The second main failing of contemporary art for me is putting the object before the subject. Many modern pieces I’ve seen of late, especially those of the sort of hipper Turner Prizey end of the spectrum - the installations, ‘sculptures’ and the videos and stuff that people imagine when they talk about conceptual or contemporary art - seem to be talking about very specific or obscure things (the subject) in quite blatant terms or media (the object). For example, they might be talking about over-commercialisation and gender issues in Afghanistan or something (who isn’t?), but they’re doing it by showing graphic violent or sexual images; or with things that have a very specific image or shape in and of themselves and are therefore less open to interpretation, question or debate. They might be talking about protest by simply recreating an arrangement of protest banners. The work itself seems aggressive, blatant and crass - almost Warhol-esque in its presentation - but unlike Warhol that’s not the actual point and the materials just come across as much more powerful than anything the artist is trying to say. In extreme circumstances it appears that they’ve just recreated something that was powerful to begin with, or put something with inherent power before us, rather than add anything of themselves.

I’d rather flip that - I want to talk about very simple, traditional and elemental things; a landscape, an atmosphere, a feeling, a piece of music; but do so in subtle ways. Rothko’s a great example of this, and I’ve come to realise that’s why I admire his work so much - he talks about emotion and feeling without actually depicting anything other than blocks of colour, and somehow manages to do so far more articulately than any detailed collection and analysis of emotion eliciting objects specific to the artist. By contrast one of the current crop of Turner prize nominees is talking about power and destruction using a ground up jet engine, complete with a tag telling us that it’s a ground up jet engine just in case we couldn’t tell. I feel patronised and alienated simultaneously, and neither of those feelings are the basis of a good exchange of views.
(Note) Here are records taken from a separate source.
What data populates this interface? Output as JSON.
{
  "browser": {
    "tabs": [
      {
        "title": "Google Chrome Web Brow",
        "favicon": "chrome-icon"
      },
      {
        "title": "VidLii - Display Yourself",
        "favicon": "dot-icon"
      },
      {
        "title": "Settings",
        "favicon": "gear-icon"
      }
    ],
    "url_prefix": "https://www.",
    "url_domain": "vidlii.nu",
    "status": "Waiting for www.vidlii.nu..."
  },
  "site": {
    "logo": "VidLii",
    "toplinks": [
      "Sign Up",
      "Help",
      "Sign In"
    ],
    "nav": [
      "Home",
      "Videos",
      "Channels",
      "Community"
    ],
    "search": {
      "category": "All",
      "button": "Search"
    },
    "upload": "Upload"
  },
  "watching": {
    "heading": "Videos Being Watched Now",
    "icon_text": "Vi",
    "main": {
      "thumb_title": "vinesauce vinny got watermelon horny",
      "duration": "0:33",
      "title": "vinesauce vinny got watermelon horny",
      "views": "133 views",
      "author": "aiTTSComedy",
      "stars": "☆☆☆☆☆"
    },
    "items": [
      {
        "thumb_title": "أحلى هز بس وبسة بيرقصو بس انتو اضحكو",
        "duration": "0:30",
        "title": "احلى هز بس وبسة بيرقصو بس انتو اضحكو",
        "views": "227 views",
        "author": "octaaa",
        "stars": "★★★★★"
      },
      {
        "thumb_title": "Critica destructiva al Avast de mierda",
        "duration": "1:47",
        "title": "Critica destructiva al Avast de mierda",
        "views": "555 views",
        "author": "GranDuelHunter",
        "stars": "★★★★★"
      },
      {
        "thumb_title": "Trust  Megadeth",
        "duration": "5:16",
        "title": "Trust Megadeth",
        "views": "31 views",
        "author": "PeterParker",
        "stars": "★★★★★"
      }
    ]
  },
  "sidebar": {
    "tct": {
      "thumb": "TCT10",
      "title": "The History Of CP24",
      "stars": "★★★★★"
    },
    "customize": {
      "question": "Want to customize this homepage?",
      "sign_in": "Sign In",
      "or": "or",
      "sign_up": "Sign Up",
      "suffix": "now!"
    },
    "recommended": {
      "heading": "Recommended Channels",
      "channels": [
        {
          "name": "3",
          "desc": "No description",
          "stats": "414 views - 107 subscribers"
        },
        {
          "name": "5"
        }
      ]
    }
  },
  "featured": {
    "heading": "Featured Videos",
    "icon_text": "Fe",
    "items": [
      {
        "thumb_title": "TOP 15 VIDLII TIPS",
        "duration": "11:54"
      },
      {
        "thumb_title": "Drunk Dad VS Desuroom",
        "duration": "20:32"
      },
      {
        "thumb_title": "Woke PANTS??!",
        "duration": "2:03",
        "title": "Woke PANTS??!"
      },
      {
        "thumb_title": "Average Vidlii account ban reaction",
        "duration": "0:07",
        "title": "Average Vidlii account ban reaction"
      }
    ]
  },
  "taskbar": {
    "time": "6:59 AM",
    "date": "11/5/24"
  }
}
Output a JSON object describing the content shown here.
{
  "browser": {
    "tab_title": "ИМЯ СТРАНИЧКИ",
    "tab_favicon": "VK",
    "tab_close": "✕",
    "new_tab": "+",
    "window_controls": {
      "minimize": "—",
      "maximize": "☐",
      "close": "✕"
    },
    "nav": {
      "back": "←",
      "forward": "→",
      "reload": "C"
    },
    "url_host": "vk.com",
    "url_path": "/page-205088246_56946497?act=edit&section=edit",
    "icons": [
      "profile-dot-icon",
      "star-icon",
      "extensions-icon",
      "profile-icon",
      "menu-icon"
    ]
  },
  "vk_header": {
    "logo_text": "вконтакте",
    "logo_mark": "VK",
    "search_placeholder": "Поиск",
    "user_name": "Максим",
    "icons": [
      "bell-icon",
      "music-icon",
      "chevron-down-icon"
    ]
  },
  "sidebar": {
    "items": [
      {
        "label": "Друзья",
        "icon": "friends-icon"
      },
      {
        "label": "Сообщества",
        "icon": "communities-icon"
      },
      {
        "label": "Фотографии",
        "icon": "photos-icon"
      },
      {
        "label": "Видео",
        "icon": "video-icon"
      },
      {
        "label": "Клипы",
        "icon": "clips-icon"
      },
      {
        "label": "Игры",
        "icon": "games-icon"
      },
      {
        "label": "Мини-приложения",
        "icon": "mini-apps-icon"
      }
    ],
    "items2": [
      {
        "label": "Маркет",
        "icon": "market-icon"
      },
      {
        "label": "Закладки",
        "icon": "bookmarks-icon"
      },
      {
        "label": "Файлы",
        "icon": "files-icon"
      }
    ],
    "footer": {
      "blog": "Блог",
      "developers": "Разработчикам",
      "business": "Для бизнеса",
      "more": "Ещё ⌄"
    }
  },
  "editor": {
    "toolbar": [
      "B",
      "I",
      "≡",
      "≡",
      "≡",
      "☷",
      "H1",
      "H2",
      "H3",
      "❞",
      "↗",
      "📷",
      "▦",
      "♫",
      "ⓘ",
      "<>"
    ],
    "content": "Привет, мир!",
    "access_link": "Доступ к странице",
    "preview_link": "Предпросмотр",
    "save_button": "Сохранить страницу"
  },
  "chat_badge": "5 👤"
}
The best I can hope to take away from the exchange is amusement, such as you would get from someone down the pub spouting their subjective views as indisputable fact, and I don’t really want that from art.

On one hand I don’t want to dismiss a load of work by artists who are, at the end of the day, vastly more successful than I, but I also have to draw a line in the sand; put out a manifesto and say “this is what I am doing” so that people can decide if they’re interested or not and also to enable me to talk about my work to those who are: Something else I’ve only really been comfortable with for a very short time but am now seeing the value in. I’m also not going to knock anyone who says they enjoy interacting with art on these levels. There’s plenty out there for them, and I hope they enjoy their experience with whatever art they choose in engage with, but I’d be a hypocrite if I was making art in any way other than the one I’d like as a viewer.